Après avoir roulé sous les radars pendant plusieurs années, la société toulousaine Adagos, créée en 2011 par 3 professeurs issus de l’Institut de mathématiques de Toulouse, a lancé en mars dernier NeurEco, un logiciel d’intelligence artificielle parcimonieuse qui améliore la précision des prédictions tout en optimisant la quantité de données nécessaire pour l’apprentissage. Entretien avec le professeur Mohamed Masmoudi, président d’Adagos.
C’est en se basant sur la méthode du gradient topologique, une technique qui utilise le principe de parcimonie en science, que la start-up Adagos a développé une technologie de rupture d’intelligence artificielle permettant d’ajouter la bonne cellule au bon endroit. “ La parcimonie, c’est expliquer les choses de la façon la plus simple. C’est un principe fondamental de la science depuis le XIVe siècle.
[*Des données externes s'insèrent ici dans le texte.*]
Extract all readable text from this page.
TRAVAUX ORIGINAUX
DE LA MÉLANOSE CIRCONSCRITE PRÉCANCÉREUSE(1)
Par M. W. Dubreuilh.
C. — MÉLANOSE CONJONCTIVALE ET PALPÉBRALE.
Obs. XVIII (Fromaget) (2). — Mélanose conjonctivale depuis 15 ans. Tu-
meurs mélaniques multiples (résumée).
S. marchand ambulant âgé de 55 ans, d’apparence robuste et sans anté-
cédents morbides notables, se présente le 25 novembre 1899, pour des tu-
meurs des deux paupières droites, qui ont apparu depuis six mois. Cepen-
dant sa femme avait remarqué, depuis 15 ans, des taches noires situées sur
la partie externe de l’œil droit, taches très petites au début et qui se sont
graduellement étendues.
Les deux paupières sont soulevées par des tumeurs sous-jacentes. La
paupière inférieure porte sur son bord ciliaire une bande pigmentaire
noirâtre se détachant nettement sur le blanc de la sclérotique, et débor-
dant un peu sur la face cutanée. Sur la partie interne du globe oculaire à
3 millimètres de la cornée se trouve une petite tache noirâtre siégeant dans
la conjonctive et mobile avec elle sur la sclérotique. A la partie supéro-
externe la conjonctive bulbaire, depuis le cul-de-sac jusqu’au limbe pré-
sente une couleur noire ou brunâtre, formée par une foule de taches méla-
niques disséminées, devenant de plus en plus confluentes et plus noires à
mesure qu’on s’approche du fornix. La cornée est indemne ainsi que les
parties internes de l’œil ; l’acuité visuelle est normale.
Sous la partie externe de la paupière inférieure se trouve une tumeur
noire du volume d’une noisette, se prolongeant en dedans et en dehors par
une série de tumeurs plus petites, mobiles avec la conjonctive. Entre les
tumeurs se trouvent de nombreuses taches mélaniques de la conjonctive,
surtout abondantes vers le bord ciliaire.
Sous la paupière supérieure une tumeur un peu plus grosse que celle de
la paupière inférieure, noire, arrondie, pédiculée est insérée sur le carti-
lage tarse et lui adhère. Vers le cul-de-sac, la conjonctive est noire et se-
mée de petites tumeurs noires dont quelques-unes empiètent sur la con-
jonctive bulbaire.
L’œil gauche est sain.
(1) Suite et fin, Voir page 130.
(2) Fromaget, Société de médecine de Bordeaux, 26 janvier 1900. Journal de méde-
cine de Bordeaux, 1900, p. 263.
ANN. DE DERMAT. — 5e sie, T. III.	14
Comme le disait plus récemment Albert Einstein, tout devrait être rendu aussi simple que possible, mais pas plus simple », explique le professeur Mohamed Masmoudi, président et cofondateur d’Adagos. Grâce à sa technologie, la start-up peut ainsi optimiser l’estimation de la variation d’erreur, tout en améliorant l’apprentissage en un nombre minimal de cellules. « C’est en cela que notre modèle a une meilleure prédiction que les modèles classiques, parce qu’il apprend de façon intelligente », précise-t-il. Ainsi, en plus de gagner en précision, NeurEco se veut une alternative plus verte que les autres solutions d’intelligence artificielle classiques puisqu’elle permet de réduire la consommation d’énergie « dans les mêmes proportions que la réduction de la taille neuronale ».
Une solution polyvalente
Même si la solution NeurEco s’applique à tous les domaines classiques de l’intelligence artificielle (la classification, la reconnaissance de forme et le traitement naturel du langage), son architecture lui permet d’aller encore bien au-delà. « Là où l’intelligence artificielle classique s’est orientée vers ces phénomènes discrets, nous sortons de cette prison pour aller là où la réponse est continue, ce qui nous permet de prendre en compte tous les phénomènes naturels, comme la déformation d’une aile d’avion, le rayonnement d’une antenne, la production énergétique d’une ferme d’éoliennes ou de panneaux solaires, etc. », explique Mohamed Masmoudi.
Comptant une trentaine d’utilisateurs, la start-up toulousaine profite de la polyvalence de son modèle pour multiplier les projets, notamment avec des acteurs majeurs. « Parmi nos projets en cours, nous travaillons avec Michelin sur la prédiction de l’usure des pneus d’avions, mais aussi avec le CNES pour minimiser les quantités de transferts de données entre les satellites pour réduire leur consommation d’énergie, avec Thales Aerospace pour détecter les cas de panne d’antennes spatiales, ou encore avec Terega, leader du transport de gaz naturels dans le sud-ouest de la France, pour estimer la consommation énergétique de leurs clients afin d’anticiper les quantités de gaz nécessaires », se réjouit le président d’Adagos.
Une tendance à contre-courant
L’utilisation d’une intelligence artificielle parcimonieuse représente une indéniable avancée dans le décor numérique actuel, pourtant nous ne pouvons que constater que les géants du secteur suivent une tendance tout autre. « Dans le domaine numérique, les grands acteurs misent sur le cloud computing. Ils mettent leurs outils à disposition gratuitement, puis attendent les utilisateurs au tournant en leur vendant des prestations de stockage ou d’utilisations de ressources de calculs », analyse Mohamed Masmoudi. « Le problème, c’est que l’impact énergétique du cloud computing est énorme. Il faut savoir qu’il représentait il y a déjà quelques années autant d’énergie que l’ensemble du transport aérien commercial. Avec Adagos, nous essayons d’aller à l’encontre de cette tendance, en affirmant qu’il y a moyen de faire mieux et plus avec moins ! », indique-t-il.
Fort d’un effectif de douze personnes et d’un chiffre d’affaires de 600.000 euros, la société toulousaine affiche l’ambition d’augmenter ses effectifs de 50% et de doubler son CA chaque année. « Jusqu’à présent, nous n’avons pas eu besoin de levée de fonds, nous essayons d’associer les jeunes qui travaillent avec nous au capital. La société appartient à ses fondateurs et à ses salariés. Mais il est vrai qu’il n’y a pas un jour qui se passe sans que je sois harcelé par des personnes qui veulent investir chez nous. Si un jour on le fait, on le fera avec ceux qui nous ont soutenus depuis le début, comme Michelin ou Continental », conclut-il.